The district court then held that, under Cleveland Allerton Hotel, (CA 6 1948) 36 AFTR 862, ABC was entitled to claim, as a business expense, the cost associated with buying out an onerous lease.
Record not sufficient to determine year for taking the deduction. IRS also argued that the economic performance requirement of Code Sec. 461(h) was not satisfied until the seller transferred title to the property in ’99, and therefore the deduction was not proper until ’99. ABC claimed that liability was established six months after it notified Landlord in December ’96 it was exercising its right to purchase the property. The court said that, viewing the evidence in a light most favorable to ABC, there was a genuine issue of material fact when the amount of liability was established with reasonable accuracy.
Bottom line. Under Sixth Circuit precedent, the Court held that ABC was entitled to claim a deduction for the portion of the purchase price that could be attributed to buying out the excessive lease.

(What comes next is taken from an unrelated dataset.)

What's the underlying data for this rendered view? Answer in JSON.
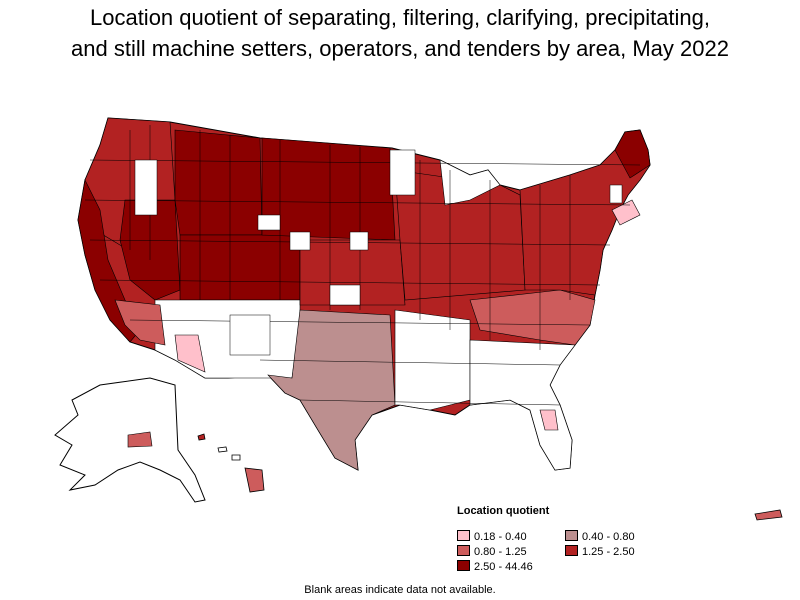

ABC established the fair market value of the property, that the lease was excessive, and that the amount it paid to acquire the property over the fair market value of the property was attributable to buying out the onerous lease. However, a genuine issue of material fact precluded summary judgment on when the deduction could be taken. The proper deduction year would have to be determined in an additional proceeding.